^THE SENATE IS WHERE PROGRESS SINKS IN QUICKSAND@<
^(For use by New York Times News Service clients)@<
^By BOB FRANKEN@=
^C.2011 Hearst Newspapers@=
WASHINGTON _ It was nice to see that House members could play nice and have their debate over health care repeal without gang warfare. Still, are the Democrats and Republicans really ready to sit next to each other during an entire State-of-the Union speech next Tuesday?
In a letter to colleagues, Sen. Mark Udall, D-Colo., wrote: ``Beyond custom, there is no rule or reason that on this night we should emphasize divided government, separated by party, instead of being seen united as a country.’’
That's all well and good but is it pushing our luck to put these momentarily subdued warriors within physical reach when they jam into the crowded House chamber to listen to President Obama?
What happens when one partisan leaps up to cheer, while the other one sits there like a bump on a log? In other words, do we risk a hostility relapse?
Besides, we can take this pretend politeness too far. Look no further than the exaggerated chivalry in the Senate. It's in the rules: ``No senator in debate shall, directly or indirectly, by any form of words impute to another senator or to other senators any conduct or motive unworthy or unbecoming a senator.’’
It's called ``comity’’ and it's transparently contrived.
The next time you're having an insomnia problem, don't pop an Ambien or Lunesta. Instead switch your TV to Comity Central, otherwise known the C-SPAN feed of what traditionally is called the “World’s Greatest Deliberative Body.” That's ``deliberative’’ as in stupefyingly glacial. Guaranteed, you'll be unconscious in no time. Meanwhile, on the screen, the members will be still referring to their arch enemies as ``my friends.’’
They illustrate the problem of going overboard with this civility thing: All too often, the Senate is where progress sinks in quicksand. The ostentatious gentility of the place becomes a not-so-gentle weapon used to camouflage how an individual member protects parochial interests and campaign contributors instead of furthering the greater good.

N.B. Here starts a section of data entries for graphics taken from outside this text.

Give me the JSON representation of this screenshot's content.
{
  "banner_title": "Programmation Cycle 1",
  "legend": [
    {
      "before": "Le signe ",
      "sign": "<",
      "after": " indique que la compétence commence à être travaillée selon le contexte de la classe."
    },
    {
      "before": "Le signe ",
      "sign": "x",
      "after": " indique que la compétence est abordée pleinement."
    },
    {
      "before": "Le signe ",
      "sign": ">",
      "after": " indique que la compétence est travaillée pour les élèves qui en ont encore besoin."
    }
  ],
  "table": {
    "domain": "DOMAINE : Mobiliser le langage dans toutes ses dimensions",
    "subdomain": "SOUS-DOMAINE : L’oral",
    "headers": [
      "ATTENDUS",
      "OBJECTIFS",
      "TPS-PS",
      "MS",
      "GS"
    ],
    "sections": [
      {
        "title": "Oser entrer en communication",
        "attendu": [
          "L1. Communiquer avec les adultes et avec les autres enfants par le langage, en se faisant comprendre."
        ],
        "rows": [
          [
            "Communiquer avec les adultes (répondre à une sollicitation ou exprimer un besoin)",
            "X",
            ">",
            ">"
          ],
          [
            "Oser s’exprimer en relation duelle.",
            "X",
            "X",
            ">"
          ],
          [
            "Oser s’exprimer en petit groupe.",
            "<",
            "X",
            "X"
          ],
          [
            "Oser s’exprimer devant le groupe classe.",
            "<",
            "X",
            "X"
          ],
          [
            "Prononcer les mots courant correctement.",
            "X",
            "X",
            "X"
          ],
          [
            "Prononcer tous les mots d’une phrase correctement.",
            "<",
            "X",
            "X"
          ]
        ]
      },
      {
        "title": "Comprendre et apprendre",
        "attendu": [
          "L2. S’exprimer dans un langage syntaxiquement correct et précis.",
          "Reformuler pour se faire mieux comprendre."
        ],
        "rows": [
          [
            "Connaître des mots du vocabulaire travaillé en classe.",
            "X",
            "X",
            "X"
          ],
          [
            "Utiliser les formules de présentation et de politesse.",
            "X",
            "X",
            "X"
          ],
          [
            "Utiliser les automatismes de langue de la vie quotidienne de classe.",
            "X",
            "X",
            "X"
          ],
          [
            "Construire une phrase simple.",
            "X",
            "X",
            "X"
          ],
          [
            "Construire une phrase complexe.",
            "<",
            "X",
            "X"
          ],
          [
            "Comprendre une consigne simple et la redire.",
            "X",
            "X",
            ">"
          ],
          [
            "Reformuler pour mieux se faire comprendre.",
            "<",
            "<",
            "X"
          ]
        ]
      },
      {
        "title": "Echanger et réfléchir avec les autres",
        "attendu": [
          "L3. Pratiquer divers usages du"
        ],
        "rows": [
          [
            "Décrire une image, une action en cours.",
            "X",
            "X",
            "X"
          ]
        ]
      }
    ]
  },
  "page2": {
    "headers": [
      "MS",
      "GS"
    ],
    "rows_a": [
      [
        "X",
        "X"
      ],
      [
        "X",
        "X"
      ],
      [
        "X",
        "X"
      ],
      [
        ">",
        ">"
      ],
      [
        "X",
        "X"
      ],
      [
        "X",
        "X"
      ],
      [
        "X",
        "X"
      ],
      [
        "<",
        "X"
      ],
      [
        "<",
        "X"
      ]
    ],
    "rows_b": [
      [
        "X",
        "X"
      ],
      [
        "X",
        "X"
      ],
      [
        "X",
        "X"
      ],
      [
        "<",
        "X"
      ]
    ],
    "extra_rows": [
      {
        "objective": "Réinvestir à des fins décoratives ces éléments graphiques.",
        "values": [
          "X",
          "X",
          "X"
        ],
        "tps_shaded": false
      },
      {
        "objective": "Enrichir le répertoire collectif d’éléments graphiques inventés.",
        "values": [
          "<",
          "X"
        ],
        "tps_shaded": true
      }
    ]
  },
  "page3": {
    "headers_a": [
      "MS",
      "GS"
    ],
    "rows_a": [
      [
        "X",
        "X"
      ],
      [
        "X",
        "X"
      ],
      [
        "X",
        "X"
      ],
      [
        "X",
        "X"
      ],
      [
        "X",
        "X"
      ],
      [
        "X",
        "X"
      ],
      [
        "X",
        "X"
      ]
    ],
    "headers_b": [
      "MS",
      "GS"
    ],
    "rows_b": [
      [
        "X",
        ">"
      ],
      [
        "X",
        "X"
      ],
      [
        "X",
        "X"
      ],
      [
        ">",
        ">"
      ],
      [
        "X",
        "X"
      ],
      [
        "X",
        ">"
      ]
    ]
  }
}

There's a lot of greater good that needs to be furthered. We need for our leaders to be forthright about confronting the dangers that threaten our country. At some point, for instance, they're going to have to make really difficult decisions about rescuing the nation from fiscal disaster. There is still a lot of unfinished squabbling ahead over the proper amount of regulation to protect against the unscrupulous without placing undue burdens on those who are honest.
It can be done without violent rhetoric and vacuous sloganeering, but our elected officials need to be direct with one another for all of us to see, as they debate the pros and cons of specific severe budget cuts and tax increases.
There are huge differences that can't be glossed over. Whether it's in the congressional forum or media, we need the arguments to be blunt but coherent. If we're going to soften the hard feelings we must be open about them. Then and only then would our public officials be able to lead by cobbling together intelligent compromises.
Let's face it: Skepticism abounds. A CNN-Opinion Research poll released Monday, a little more than a week after the Tucson massacre showed that a full 70 per cent of the respondents believe the new less-bellicose tone will last ``...for a few weeks or months but that change will not last very long.’’
The Senate sleep remedy, like the pills, also has side effects: potential depression, certain boredom. If they last more than four hours, don't call your doctor. Instead, call your elected official, and demand they act instead of bluster.
Our nation is suffering a lot of illnesses. To recover our health there will need to be tough remedies and painful concessions by all sides. Sitting together will have to become a lot more than just symbolism. We'll really need to start standing together.